# Aspen vs Hemp?



## emma90 (Jan 28, 2010)

what is better for snakes? i understand hemp is safe if accidentally eaten, but aspen is so small i don't think it would be an issue if they ate 1 strand of it.

any ideas?


----------



## CornyLeo (Feb 1, 2012)

Personally id go for Aspen but others may use both if not other bedding :lol2:

Also what snake are you thinking about?


----------



## emma90 (Jan 28, 2010)

boa, royal, corn


----------



## emma90 (Jan 28, 2010)

what is the actual difference i thought hemp was softer and less dusty but have i got it the wrong way around?


----------



## CornyLeo (Feb 1, 2012)

Here another thread that kind of debates both sides of usage.

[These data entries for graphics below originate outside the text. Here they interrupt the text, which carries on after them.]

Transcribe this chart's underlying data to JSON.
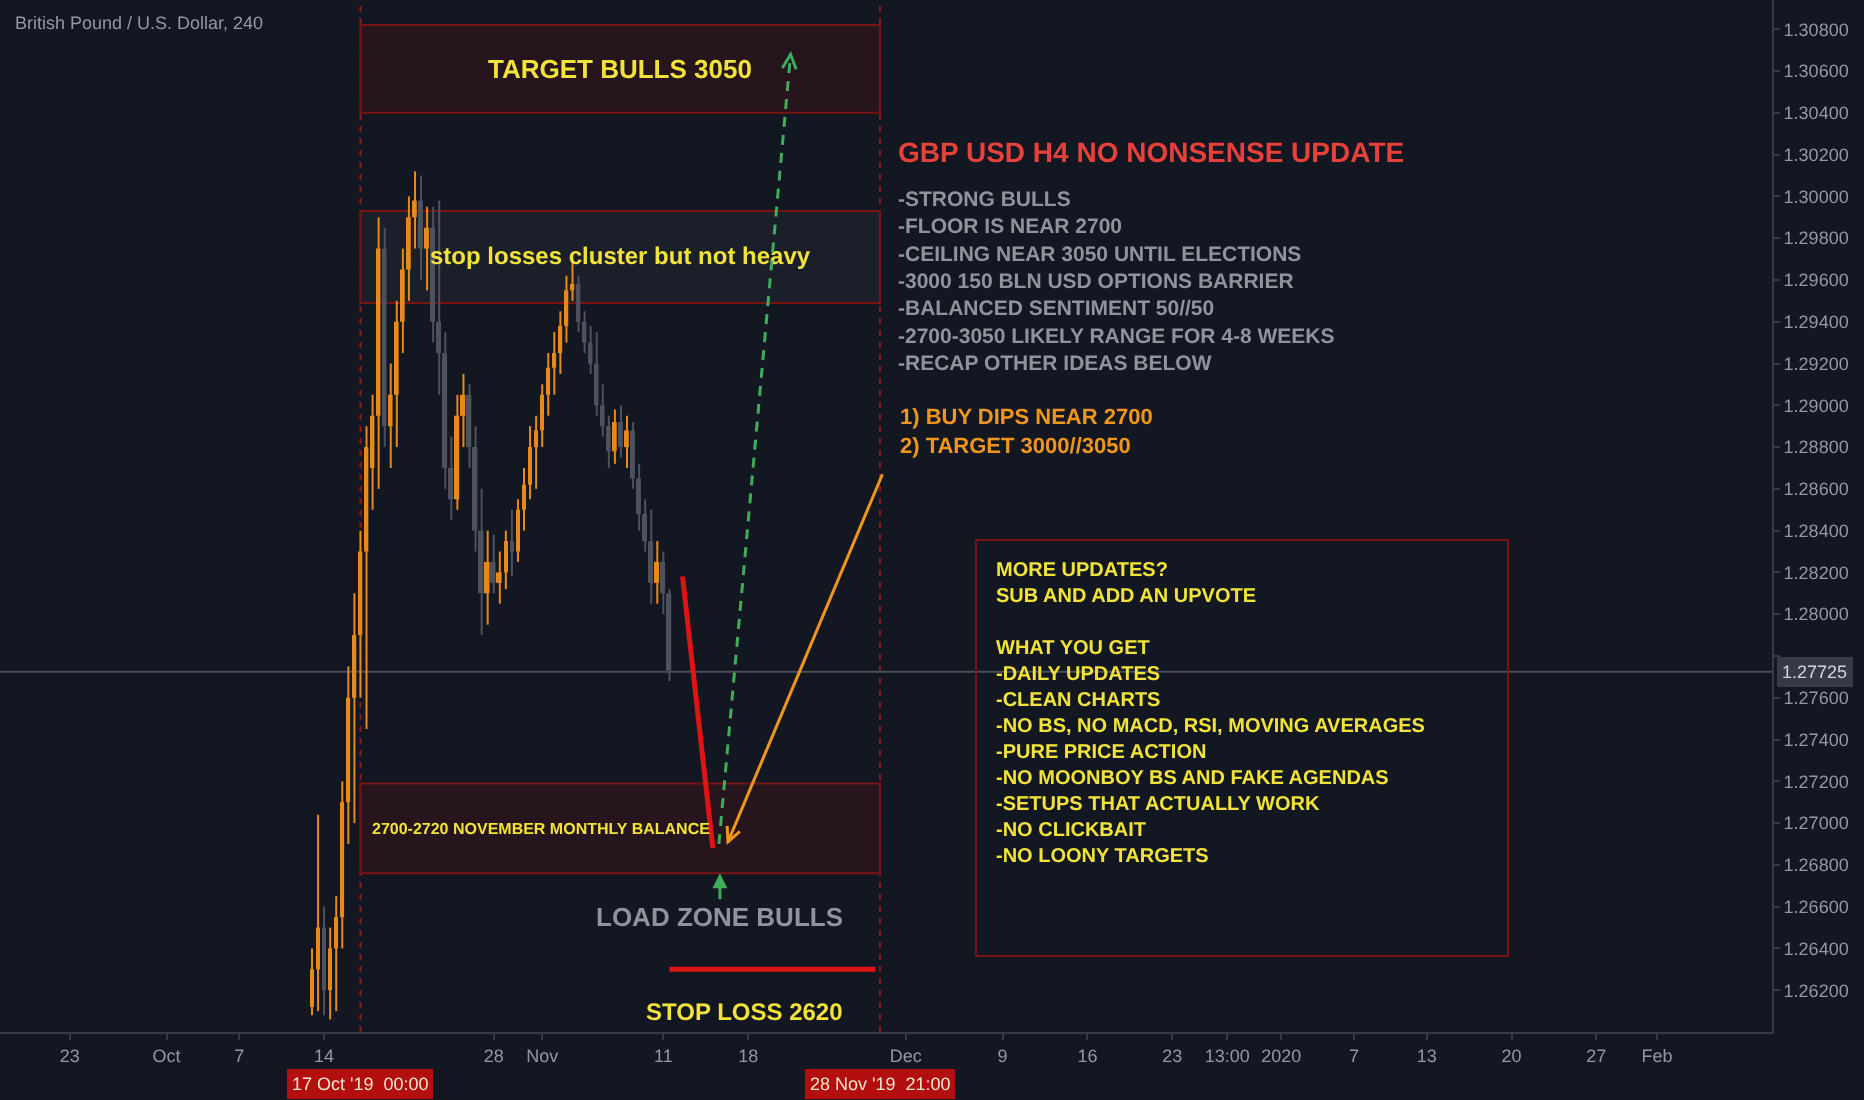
{
  "chart_data": {
    "type": "candlestick",
    "title": "British Pound / U.S. Dollar, 240",
    "xlim": [
      "2019-09-17T06:00",
      "2020-02-10T12:00"
    ],
    "xticks": [
      {
        "value": "2019-09-23",
        "label": "23"
      },
      {
        "value": "2019-10-01",
        "label": "Oct"
      },
      {
        "value": "2019-10-07",
        "label": "7"
      },
      {
        "value": "2019-10-14",
        "label": "14"
      },
      {
        "value": "2019-10-28",
        "label": "28"
      },
      {
        "value": "2019-11-01",
        "label": "Nov"
      },
      {
        "value": "2019-11-11",
        "label": "11"
      },
      {
        "value": "2019-11-18",
        "label": "18"
      },
      {
        "value": "2019-12-01",
        "label": "Dec"
      },
      {
        "value": "2019-12-09",
        "label": "9"
      },
      {
        "value": "2019-12-16",
        "label": "16"
      },
      {
        "value": "2019-12-23",
        "label": "23"
      },
      {
        "value": "2019-12-27T13:00",
        "label": "13:00"
      },
      {
        "value": "2020-01-01",
        "label": "2020"
      },
      {
        "value": "2020-01-07",
        "label": "7"
      },
      {
        "value": "2020-01-13",
        "label": "13"
      },
      {
        "value": "2020-01-20",
        "label": "20"
      },
      {
        "value": "2020-01-27",
        "label": "27"
      },
      {
        "value": "2020-02-01",
        "label": "Feb"
      }
    ],
    "ylim": [
      1.26,
      1.3094
    ],
    "yticks": [
      {
        "value": 1.262,
        "label": "1.26200"
      },
      {
        "value": 1.264,
        "label": "1.26400"
      },
      {
        "value": 1.266,
        "label": "1.26600"
      },
      {
        "value": 1.268,
        "label": "1.26800"
      },
      {
        "value": 1.27,
        "label": "1.27000"
      },
      {
        "value": 1.272,
        "label": "1.27200"
      },
      {
        "value": 1.274,
        "label": "1.27400"
      },
      {
        "value": 1.276,
        "label": "1.27600"
      },
      {
        "value": 1.278,
        "label": null
      },
      {
        "value": 1.28,
        "label": "1.28000"
      },
      {
        "value": 1.282,
        "label": "1.28200"
      },
      {
        "value": 1.284,
        "label": "1.28400"
      },
      {
        "value": 1.286,
        "label": "1.28600"
      },
      {
        "value": 1.288,
        "label": "1.28800"
      },
      {
        "value": 1.29,
        "label": "1.29000"
      },
      {
        "value": 1.292,
        "label": "1.29200"
      },
      {
        "value": 1.294,
        "label": "1.29400"
      },
      {
        "value": 1.296,
        "label": "1.29600"
      },
      {
        "value": 1.298,
        "label": "1.29800"
      },
      {
        "value": 1.3,
        "label": "1.30000"
      },
      {
        "value": 1.302,
        "label": "1.30200"
      },
      {
        "value": 1.304,
        "label": "1.30400"
      },
      {
        "value": 1.306,
        "label": "1.30600"
      },
      {
        "value": 1.308,
        "label": "1.30800"
      }
    ],
    "grid": false,
    "series": [
      {
        "colors": [
          "#e8891c",
          "#e8891c",
          "#4c525e",
          "#e8891c",
          "#e8891c",
          "#e8891c",
          "#e8891c",
          "#e8891c",
          "#e8891c",
          "#e8891c",
          "#e8891c",
          "#e8891c",
          "#4c525e",
          "#e8891c",
          "#e8891c",
          "#e8891c",
          "#e8891c",
          "#e8891c",
          "#4c525e",
          "#e8891c",
          "#4c525e",
          "#4c525e",
          "#4c525e",
          "#4c525e",
          "#e8891c",
          "#e8891c",
          "#4c525e",
          "#4c525e",
          "#4c525e",
          "#e8891c",
          "#4c525e",
          "#e8891c",
          "#e8891c",
          "#4c525e",
          "#e8891c",
          "#e8891c",
          "#e8891c",
          "#e8891c",
          "#e8891c",
          "#e8891c",
          "#e8891c",
          "#e8891c",
          "#e8891c",
          "#e8891c",
          "#4c525e",
          "#4c525e",
          "#4c525e",
          "#4c525e",
          "#4c525e",
          "#4c525e",
          "#e8891c",
          "#4c525e",
          "#e8891c",
          "#4c525e",
          "#4c525e",
          "#4c525e",
          "#4c525e",
          "#e8891c",
          "#4c525e",
          "#4c525e"
        ],
        "x": [
          "2019-10-13T00:00",
          "2019-10-13T12:00",
          "2019-10-14T00:00",
          "2019-10-14T12:00",
          "2019-10-15T00:00",
          "2019-10-15T12:00",
          "2019-10-16T00:00",
          "2019-10-16T12:00",
          "2019-10-17T00:00",
          "2019-10-17T12:00",
          "2019-10-18T00:00",
          "2019-10-18T12:00",
          "2019-10-19T00:00",
          "2019-10-19T12:00",
          "2019-10-20T00:00",
          "2019-10-20T12:00",
          "2019-10-21T00:00",
          "2019-10-21T12:00",
          "2019-10-22T00:00",
          "2019-10-22T12:00",
          "2019-10-23T00:00",
          "2019-10-23T12:00",
          "2019-10-24T00:00",
          "2019-10-24T12:00",
          "2019-10-25T00:00",
          "2019-10-25T12:00",
          "2019-10-26T00:00",
          "2019-10-26T12:00",
          "2019-10-27T00:00",
          "2019-10-27T12:00",
          "2019-10-28T00:00",
          "2019-10-28T12:00",
          "2019-10-29T00:00",
          "2019-10-29T12:00",
          "2019-10-30T00:00",
          "2019-10-30T12:00",
          "2019-10-31T00:00",
          "2019-10-31T12:00",
          "2019-11-01T00:00",
          "2019-11-01T12:00",
          "2019-11-02T00:00",
          "2019-11-02T12:00",
          "2019-11-03T00:00",
          "2019-11-03T12:00",
          "2019-11-04T00:00",
          "2019-11-04T12:00",
          "2019-11-05T00:00",
          "2019-11-05T12:00",
          "2019-11-06T00:00",
          "2019-11-06T12:00",
          "2019-11-07T00:00",
          "2019-11-07T12:00",
          "2019-11-08T00:00",
          "2019-11-08T12:00",
          "2019-11-09T00:00",
          "2019-11-09T12:00",
          "2019-11-10T00:00",
          "2019-11-10T12:00",
          "2019-11-11T00:00",
          "2019-11-11T12:00"
        ],
        "ohlc": [
          [
            1.2612,
            1.264,
            1.2608,
            1.263
          ],
          [
            1.263,
            1.2704,
            1.261,
            1.265
          ],
          [
            1.265,
            1.266,
            1.2608,
            1.262
          ],
          [
            1.262,
            1.265,
            1.2606,
            1.264
          ],
          [
            1.264,
            1.2665,
            1.261,
            1.2655
          ],
          [
            1.2655,
            1.272,
            1.264,
            1.271
          ],
          [
            1.271,
            1.2775,
            1.269,
            1.276
          ],
          [
            1.276,
            1.281,
            1.27,
            1.279
          ],
          [
            1.279,
            1.284,
            1.276,
            1.283
          ],
          [
            1.283,
            1.289,
            1.2745,
            1.288
          ],
          [
            1.287,
            1.2905,
            1.285,
            1.2895
          ],
          [
            1.2895,
            1.299,
            1.286,
            1.2975
          ],
          [
            1.2975,
            1.2985,
            1.288,
            1.289
          ],
          [
            1.289,
            1.292,
            1.287,
            1.2905
          ],
          [
            1.2905,
            1.295,
            1.288,
            1.294
          ],
          [
            1.294,
            1.2975,
            1.2925,
            1.2965
          ],
          [
            1.2965,
            1.3,
            1.295,
            1.299
          ],
          [
            1.299,
            1.3012,
            1.2975,
            1.2998
          ],
          [
            1.2998,
            1.301,
            1.296,
            1.2975
          ],
          [
            1.2975,
            1.2995,
            1.2955,
            1.2985
          ],
          [
            1.2985,
            1.2995,
            1.293,
            1.294
          ],
          [
            1.294,
            1.2998,
            1.2905,
            1.2925
          ],
          [
            1.2925,
            1.2935,
            1.286,
            1.287
          ],
          [
            1.287,
            1.2885,
            1.2845,
            1.2855
          ],
          [
            1.2855,
            1.2905,
            1.285,
            1.2895
          ],
          [
            1.2895,
            1.2915,
            1.288,
            1.2905
          ],
          [
            1.2905,
            1.291,
            1.287,
            1.288
          ],
          [
            1.288,
            1.289,
            1.283,
            1.284
          ],
          [
            1.284,
            1.286,
            1.279,
            1.281
          ],
          [
            1.281,
            1.284,
            1.2795,
            1.2825
          ],
          [
            1.2825,
            1.2838,
            1.281,
            1.2815
          ],
          [
            1.2815,
            1.283,
            1.2805,
            1.282
          ],
          [
            1.282,
            1.284,
            1.2812,
            1.2835
          ],
          [
            1.2835,
            1.285,
            1.2818,
            1.283
          ],
          [
            1.283,
            1.2855,
            1.2825,
            1.285
          ],
          [
            1.285,
            1.287,
            1.284,
            1.2862
          ],
          [
            1.2862,
            1.289,
            1.2855,
            1.288
          ],
          [
            1.288,
            1.2895,
            1.286,
            1.2888
          ],
          [
            1.2888,
            1.291,
            1.288,
            1.2905
          ],
          [
            1.2905,
            1.2925,
            1.2895,
            1.2918
          ],
          [
            1.2918,
            1.2935,
            1.2905,
            1.2925
          ],
          [
            1.2925,
            1.2945,
            1.2915,
            1.2938
          ],
          [
            1.2938,
            1.2962,
            1.293,
            1.2955
          ],
          [
            1.2955,
            1.2969,
            1.295,
            1.2958
          ],
          [
            1.2958,
            1.2962,
            1.2935,
            1.294
          ],
          [
            1.294,
            1.2945,
            1.2925,
            1.293
          ],
          [
            1.293,
            1.2938,
            1.2915,
            1.292
          ],
          [
            1.292,
            1.2935,
            1.2895,
            1.29
          ],
          [
            1.29,
            1.291,
            1.2885,
            1.289
          ],
          [
            1.289,
            1.2895,
            1.287,
            1.2878
          ],
          [
            1.2878,
            1.2898,
            1.2872,
            1.2892
          ],
          [
            1.2892,
            1.29,
            1.2875,
            1.288
          ],
          [
            1.288,
            1.2895,
            1.287,
            1.2888
          ],
          [
            1.2888,
            1.2892,
            1.286,
            1.2865
          ],
          [
            1.2865,
            1.2872,
            1.284,
            1.2848
          ],
          [
            1.2848,
            1.2855,
            1.283,
            1.2835
          ],
          [
            1.2835,
            1.285,
            1.2805,
            1.2815
          ],
          [
            1.2815,
            1.2835,
            1.2805,
            1.2825
          ],
          [
            1.2825,
            1.283,
            1.28,
            1.281
          ],
          [
            1.281,
            1.2812,
            1.2768,
            1.2773
          ]
        ]
      },
      {
        "type": "line",
        "color": "#e01414",
        "line_style": "solid",
        "x": [
          "2019-11-12T14:00",
          "2019-11-15T02:00"
        ],
        "values": [
          1.2818,
          1.2688
        ]
      },
      {
        "type": "line",
        "color": "#e01414",
        "line_style": "solid",
        "x": [
          "2019-11-11T12:00",
          "2019-11-28T12:00"
        ],
        "values": [
          1.263,
          1.263
        ]
      }
    ],
    "ref_lines": [
      {
        "axis": "x",
        "value": "2019-10-17T00:00",
        "label": "17 Oct '19  00:00",
        "color": "#8b1a1a",
        "line_style": "dotted"
      },
      {
        "axis": "x",
        "value": "2019-11-28T21:00",
        "label": "28 Nov '19  21:00",
        "color": "#8b1a1a",
        "line_style": "dotted"
      },
      {
        "axis": "y",
        "value": 1.27725,
        "label": "1.27725",
        "color": "#4a4e59",
        "line_style": "solid"
      }
    ],
    "bands": [
      {
        "axis": "y",
        "from": 1.304,
        "to": 1.3082,
        "label": "TARGET BULLS 3050",
        "color": "#26151d"
      },
      {
        "axis": "y",
        "from": 1.2949,
        "to": 1.2993,
        "label": "stop losses cluster but not heavy",
        "color": "#1b1f2a"
      },
      {
        "axis": "y",
        "from": 1.2676,
        "to": 1.2719,
        "label": "2700-2720 NOVEMBER MONTHLY BALANCE",
        "color": "#26151d"
      }
    ],
    "annotations": [
      "GBP USD H4 NO NONSENSE UPDATE",
      "-STRONG BULLS\n-FLOOR IS NEAR 2700\n-CEILING NEAR 3050 UNTIL ELECTIONS\n-3000 150 BLN USD OPTIONS BARRIER\n-BALANCED SENTIMENT 50//50\n-2700-3050 LIKELY RANGE FOR 4-8 WEEKS\n-RECAP OTHER IDEAS BELOW",
      "1) BUY DIPS NEAR 2700\n2) TARGET 3000//3050",
      "MORE UPDATES?\nSUB AND ADD AN UPVOTE\n\nWHAT YOU GET\n-DAILY UPDATES\n-CLEAN CHARTS\n-NO BS, NO MACD, RSI, MOVING AVERAGES\n-PURE PRICE ACTION\n-NO MOONBOY BS AND FAKE AGENDAS\n-SETUPS THAT ACTUALLY WORK\n-NO CLICKBAIT\n-NO LOONY TARGETS",
      {
        "text": "LOAD ZONE BULLS",
        "x": "2019-11-15T16:00",
        "y": 1.2676
      },
      "STOP LOSS 2620"
    ]
  }
}
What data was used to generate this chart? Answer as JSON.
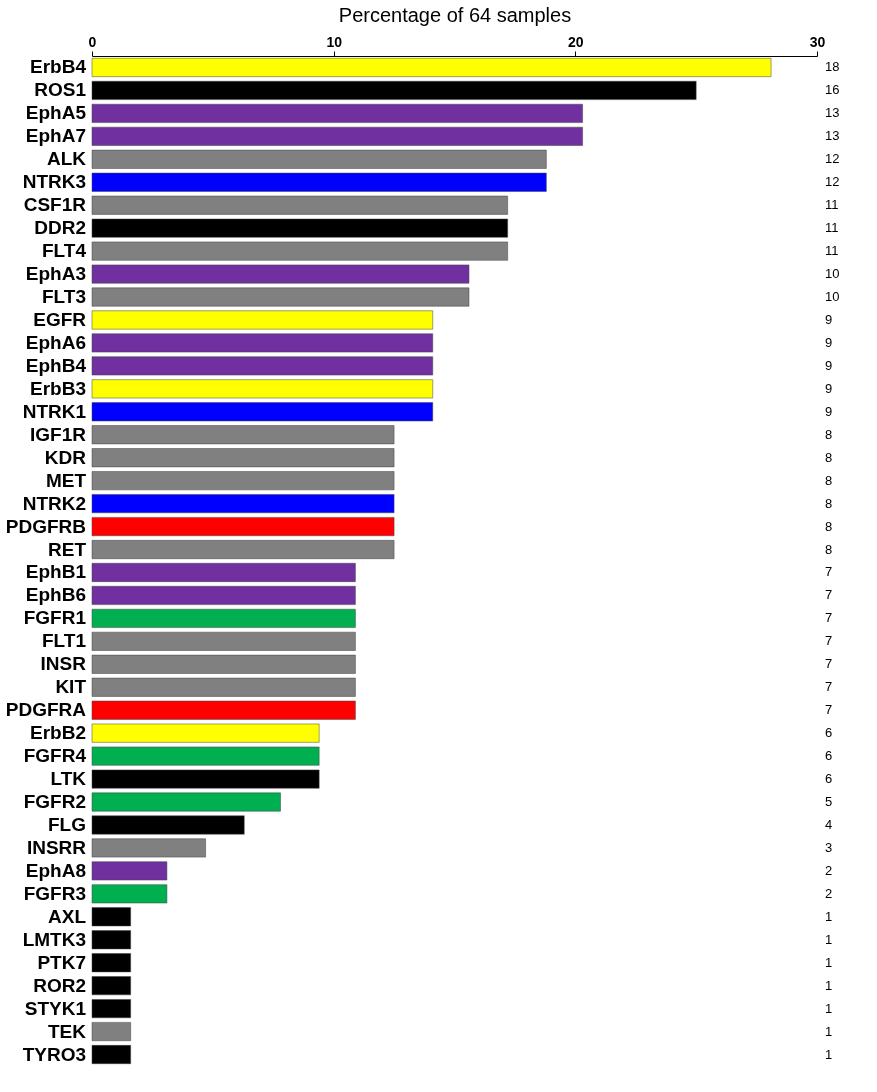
{
  "chart_data": {
    "type": "bar",
    "orientation": "horizontal",
    "xlabel": "Percentage of 64 samples",
    "categories": [
      "ErbB4",
      "ROS1",
      "EphA5",
      "EphA7",
      "ALK",
      "NTRK3",
      "CSF1R",
      "DDR2",
      "FLT4",
      "EphA3",
      "FLT3",
      "EGFR",
      "EphA6",
      "EphB4",
      "ErbB3",
      "NTRK1",
      "IGF1R",
      "KDR",
      "MET",
      "NTRK2",
      "PDGFRB",
      "RET",
      "EphB1",
      "EphB6",
      "FGFR1",
      "FLT1",
      "INSR",
      "KIT",
      "PDGFRA",
      "ErbB2",
      "FGFR4",
      "LTK",
      "FGFR2",
      "FLG",
      "INSRR",
      "EphA8",
      "FGFR3",
      "AXL",
      "LMTK3",
      "PTK7",
      "ROR2",
      "STYK1",
      "TEK",
      "TYRO3"
    ],
    "values": [
      28.1,
      25,
      20.3,
      20.3,
      18.8,
      18.8,
      17.2,
      17.2,
      17.2,
      15.6,
      15.6,
      14.1,
      14.1,
      14.1,
      14.1,
      14.1,
      12.5,
      12.5,
      12.5,
      12.5,
      12.5,
      12.5,
      10.9,
      10.9,
      10.9,
      10.9,
      10.9,
      10.9,
      10.9,
      9.4,
      9.4,
      9.4,
      7.8,
      6.3,
      4.7,
      3.1,
      3.1,
      1.6,
      1.6,
      1.6,
      1.6,
      1.6,
      1.6,
      1.6
    ],
    "colors": [
      "#ffff00",
      "#000000",
      "#7030a0",
      "#7030a0",
      "#808080",
      "#0000ff",
      "#808080",
      "#000000",
      "#808080",
      "#7030a0",
      "#808080",
      "#ffff00",
      "#7030a0",
      "#7030a0",
      "#ffff00",
      "#0000ff",
      "#808080",
      "#808080",
      "#808080",
      "#0000ff",
      "#ff0000",
      "#808080",
      "#7030a0",
      "#7030a0",
      "#00b050",
      "#808080",
      "#808080",
      "#808080",
      "#ff0000",
      "#ffff00",
      "#00b050",
      "#000000",
      "#00b050",
      "#000000",
      "#808080",
      "#7030a0",
      "#00b050",
      "#000000",
      "#000000",
      "#000000",
      "#000000",
      "#000000",
      "#808080",
      "#000000"
    ],
    "annotations": [
      "18",
      "16",
      "13",
      "13",
      "12",
      "12",
      "11",
      "11",
      "11",
      "10",
      "10",
      "9",
      "9",
      "9",
      "9",
      "9",
      "8",
      "8",
      "8",
      "8",
      "8",
      "8",
      "7",
      "7",
      "7",
      "7",
      "7",
      "7",
      "7",
      "6",
      "6",
      "6",
      "5",
      "4",
      "3",
      "2",
      "2",
      "1",
      "1",
      "1",
      "1",
      "1",
      "1",
      "1"
    ],
    "xlim": [
      0,
      30
    ],
    "xticks": [
      0,
      10,
      20,
      30
    ],
    "grid": false
  }
}
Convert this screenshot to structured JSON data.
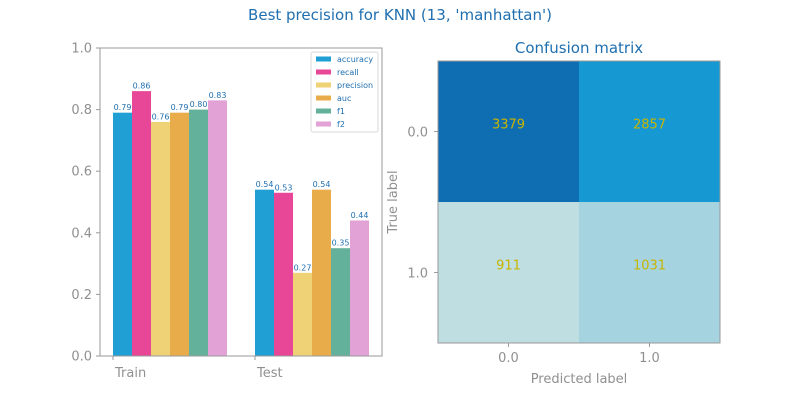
{
  "figure": {
    "title": "Best precision for KNN (13, 'manhattan')"
  },
  "colors": {
    "title": "#1f6fb0",
    "axis_text": "#909090",
    "spine": "#9a9a9a",
    "bar_label": "#1f6fb0",
    "cm_text": "#c8b400"
  },
  "chart_data": [
    {
      "type": "bar",
      "title": "",
      "categories": [
        "Train",
        "Test"
      ],
      "ylim": [
        0,
        1.0
      ],
      "yticks": [
        "0.0",
        "0.2",
        "0.4",
        "0.6",
        "0.8",
        "1.0"
      ],
      "grid": false,
      "legend_position": "top-right",
      "series": [
        {
          "name": "accuracy",
          "color": "#1f9fd4",
          "values": [
            0.79,
            0.54
          ],
          "labels": [
            "0.79",
            "0.54"
          ]
        },
        {
          "name": "recall",
          "color": "#e84797",
          "values": [
            0.86,
            0.53
          ],
          "labels": [
            "0.86",
            "0.53"
          ]
        },
        {
          "name": "precision",
          "color": "#efd176",
          "values": [
            0.76,
            0.27
          ],
          "labels": [
            "0.76",
            "0.27"
          ]
        },
        {
          "name": "auc",
          "color": "#e8ac4b",
          "values": [
            0.79,
            0.54
          ],
          "labels": [
            "0.79",
            "0.54"
          ]
        },
        {
          "name": "f1",
          "color": "#63b19b",
          "values": [
            0.8,
            0.35
          ],
          "labels": [
            "0.80",
            "0.35"
          ]
        },
        {
          "name": "f2",
          "color": "#e2a2d6",
          "values": [
            0.83,
            0.44
          ],
          "labels": [
            "0.83",
            "0.44"
          ]
        }
      ]
    },
    {
      "type": "heatmap",
      "title": "Confusion matrix",
      "xlabel": "Predicted label",
      "ylabel": "True label",
      "x_ticks": [
        "0.0",
        "1.0"
      ],
      "y_ticks": [
        "0.0",
        "1.0"
      ],
      "values": [
        [
          3379,
          2857
        ],
        [
          911,
          1031
        ]
      ],
      "cell_colors": [
        [
          "#0f6eb1",
          "#1699d3"
        ],
        [
          "#bedee1",
          "#a6d3e0"
        ]
      ]
    }
  ]
}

The Corn Snake Forum - Aspen vs Hemp


----------



## Lewis M (Aug 6, 2009)

I used to use aspen, but then changed to hemp in the form of aubiose as its only £9 for 25kg compared to like a fiver for less than a kilo. And since I know a lot of horsey people its really easy to come by for me.

I prefer aubiose as its ridiculously cheap in comparison, its softer than aspen and I find less dusty aswell. However, for burrowing species, hemp doesn't hold its shape as much as aspen does.

Not been a problem for my milk though, he still burrows as much as he did on aspen.

As for impaction risk, I feed in seperate tubs so its a non issue for me.


----------



## Willz0r2010 (Oct 6, 2010)

Aspen or Hemp are both safe to be eaten. Snakes eat whole mice, remember. That's fur, bone, claws, teeth and a tail. A piece of aspen won't even touch the sides. Plus, in the wild they eat carrion, eggs, mammals, birds and everything in between, and they're certainly not fed on plates or plastic tubs or anything. They swallow twigs, leaves, mud, bones, insects and whatever is living on/around the food they're eating. 

I wouldn't worry too much.


----------



## Essex Reptile (Feb 7, 2012)

We have all our royals on aspen, I'm very pleased with it, also use it for the skinks.

It's not that expensive we have 14.5 kg for £19 and I find that lasts me ages.


----------